What is Design by Interface? The answer to this question can lead to you into different directions. It all depends on what you mean by Interface? and by Design. An interface is something you use to interact with something that can do something for you. This is rather vaque. This website deals with software engineering. As we discussed on the Technical page, design by interface is a technique used to enable a team to better work together at the same time on different aspects of the system. When not designing by interface you are designing to a concrete class hierarchy. This creates a tight coupling within your application. When designing to interfaces to make it easier to change implementations of some part of the system. If you look at the Persistency? of your application, you can switch from a custom database implementation to one that makes use of hibernate or some other object relational mapping tool?. Another advantage of designing to interfaces is the testability of your application. Since you are using interfaces it is easy to use a Mock object? for the implementation of an object that the object under test uses. This way you can test the functionality of the object without intrusion of other objects.
A framework that is build on top of design by interface is the Spring framework. This framework allows you to configure which interface implementation to use via a configuration file. This way it becomes very easy to swap different implementations. For more information about the spring framework look at the Spring framework page.

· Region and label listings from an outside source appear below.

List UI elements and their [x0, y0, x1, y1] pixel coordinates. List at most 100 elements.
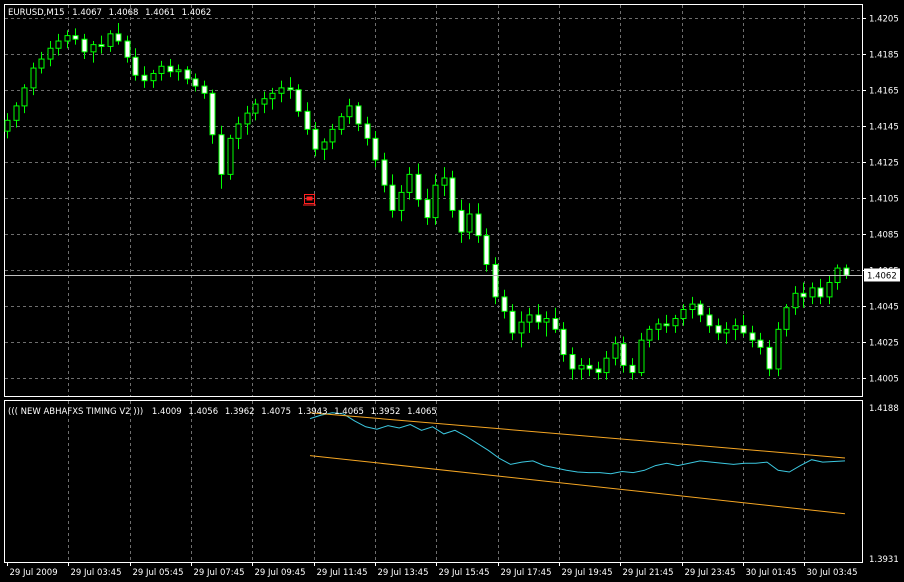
- price-tick-label: 1.4105: [869, 195, 899, 205]
- time-tick-label[interactable]: 29 Jul 13:45: [378, 568, 429, 578]
- time-tick-label[interactable]: 29 Jul 19:45: [562, 568, 613, 578]
- bull-candle: [244, 112, 251, 125]
- bear-candle: [552, 318, 559, 330]
- bear-candle: [757, 339, 764, 348]
- bear-candle: [620, 343, 627, 366]
- bull-candle: [672, 318, 679, 327]
- alert-marker-icon[interactable]: [303, 194, 316, 206]
- bull-candle: [321, 141, 328, 150]
- bull-candle: [278, 87, 285, 94]
- bear-candle: [817, 287, 824, 298]
- bull-candle: [783, 307, 790, 330]
- time-tick-label[interactable]: 30 Jul 01:45: [746, 568, 797, 578]
- bull-candle: [158, 65, 165, 74]
- price-tick-label: 1.4005: [869, 375, 899, 385]
- price-tick-label: 1.4165: [869, 87, 899, 97]
- time-tick-label[interactable]: 29 Jul 09:45: [255, 568, 306, 578]
- bull-candle: [406, 173, 413, 193]
- indicator-value-3: 1.3962: [225, 407, 255, 417]
- time-tick-label[interactable]: 30 Jul 03:45: [807, 568, 858, 578]
- bear-candle: [586, 364, 593, 370]
- price-tick-label: 1.4185: [869, 51, 899, 61]
- bull-candle: [227, 137, 234, 175]
- bull-candle: [578, 364, 585, 370]
- bear-candle: [218, 134, 225, 175]
- bear-candle: [201, 85, 208, 94]
- bear-candle: [389, 184, 396, 211]
- bull-candle: [30, 67, 37, 89]
- bear-candle: [364, 123, 371, 139]
- time-tick-label[interactable]: 29 Jul 2009: [10, 568, 58, 578]
- indicator-value-7: 1.3952: [371, 407, 401, 417]
- time-tick-label[interactable]: 29 Jul 03:45: [71, 568, 122, 578]
- candle-series: [4, 23, 862, 380]
- time-tick-label[interactable]: 29 Jul 07:45: [194, 568, 245, 578]
- bear-candle: [372, 137, 379, 161]
- bear-candle: [697, 303, 704, 316]
- bear-candle: [475, 213, 482, 237]
- bear-candle: [766, 346, 773, 370]
- time-tick-label[interactable]: 29 Jul 11:45: [317, 568, 368, 578]
- time-axis[interactable]: 29 Jul 2009 29 Jul 03:45 29 Jul 05:45 29 Ju…: [7, 562, 858, 578]
- chart-grid: [5, 5, 862, 562]
- bull-candle: [792, 292, 799, 309]
- low-value: 1.4061: [145, 8, 175, 18]
- bull-candle: [518, 321, 525, 334]
- bull-candle: [826, 281, 833, 298]
- channel-lower-line: [309, 455, 846, 515]
- bull-candle: [107, 33, 114, 47]
- indicator-value-2: 1.4056: [188, 407, 218, 417]
- time-tick-label[interactable]: 29 Jul 05:45: [133, 568, 184, 578]
- bear-candle: [501, 296, 508, 312]
- indicator-scale-label: 1.3931: [869, 555, 899, 565]
- bull-candle: [638, 339, 645, 374]
- bull-candle: [775, 328, 782, 370]
- indicator-value-4: 1.4075: [261, 407, 291, 417]
- bear-candle: [569, 354, 576, 370]
- trading-chart[interactable]: 1.4205 1.4185 1.4165 1.4145 1.4125 1.4105 1.40…: [0, 0, 904, 582]
- time-tick-label[interactable]: 29 Jul 23:45: [685, 568, 736, 578]
- bull-candle: [612, 343, 619, 359]
- bear-candle: [72, 35, 79, 40]
- bull-candle: [346, 105, 353, 118]
- bear-candle: [509, 310, 516, 334]
- indicator-header: ((( NEW ABHAFXS TIMING V2 ))) 1.4009 1.4…: [8, 407, 437, 417]
- time-tick-label[interactable]: 29 Jul 21:45: [623, 568, 674, 578]
- bear-candle: [740, 325, 747, 334]
- bear-candle: [629, 364, 636, 374]
- indicator-axis: 1.4188 1.3931: [869, 404, 899, 565]
- bull-candle: [150, 72, 157, 82]
- bull-candle: [441, 177, 448, 186]
- bear-candle: [287, 87, 294, 91]
- bear-candle: [312, 128, 319, 150]
- bear-candle: [843, 267, 850, 276]
- bull-candle: [269, 92, 276, 100]
- bull-candle: [261, 98, 268, 105]
- price-tick-label: 1.4085: [869, 231, 899, 241]
- time-tick-label[interactable]: 29 Jul 15:45: [439, 568, 490, 578]
- time-tick-label[interactable]: 29 Jul 17:45: [501, 568, 552, 578]
- bear-candle: [535, 314, 542, 323]
- price-tick-label: 1.4045: [869, 303, 899, 313]
- bull-candle: [543, 318, 550, 323]
- bull-candle: [235, 123, 242, 139]
- bear-candle: [98, 44, 105, 47]
- bear-candle: [483, 235, 490, 265]
- bear-candle: [167, 65, 174, 73]
- indicator-value-8: 1.4065: [407, 407, 437, 417]
- bull-candle: [38, 58, 45, 69]
- indicator-value-5: 1.3943: [298, 407, 328, 417]
- main-header: EURUSD,M15 1.4067 1.4068 1.4061 1.4062: [8, 8, 211, 18]
- bull-candle: [603, 357, 610, 374]
- bull-candle: [13, 105, 20, 121]
- bear-candle: [595, 368, 602, 374]
- bear-candle: [663, 323, 670, 327]
- symbol-label: EURUSD,M15: [8, 8, 65, 18]
- bull-candle: [338, 116, 345, 130]
- bear-candle: [295, 89, 302, 112]
- bull-candle: [809, 287, 816, 298]
- bear-candle: [381, 159, 388, 186]
- bear-candle: [355, 105, 362, 125]
- bear-candle: [141, 74, 148, 82]
- bear-candle: [560, 328, 567, 356]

One of the issues with designing by interface is that you need a way to provide the right implementation to the class that only knows the interface. One of the most used solutions for this problem is to use the Factory Pattern?. A disadvantage to the factory pattern is that the component that uses the interface now most know the factory object and the method to call. Also the flexibility is less transparent when different objects need different implementations of the interface. Maybe you use different factory objects or you make the methods more intelligent by providing the class name of the caller. This is where the spring framework jumps in. Via spring it is possible to configure a general factory that the object that needs to have the implementation of the interface does not need to be aware of.
Another thing that is tightly integrated with spring and design by interfaces is Inversion Of Control. This makes the object not responsible for the creation of the other objects. Instead the instances are injected by the users of the object. This is enabled by designing by interfaces.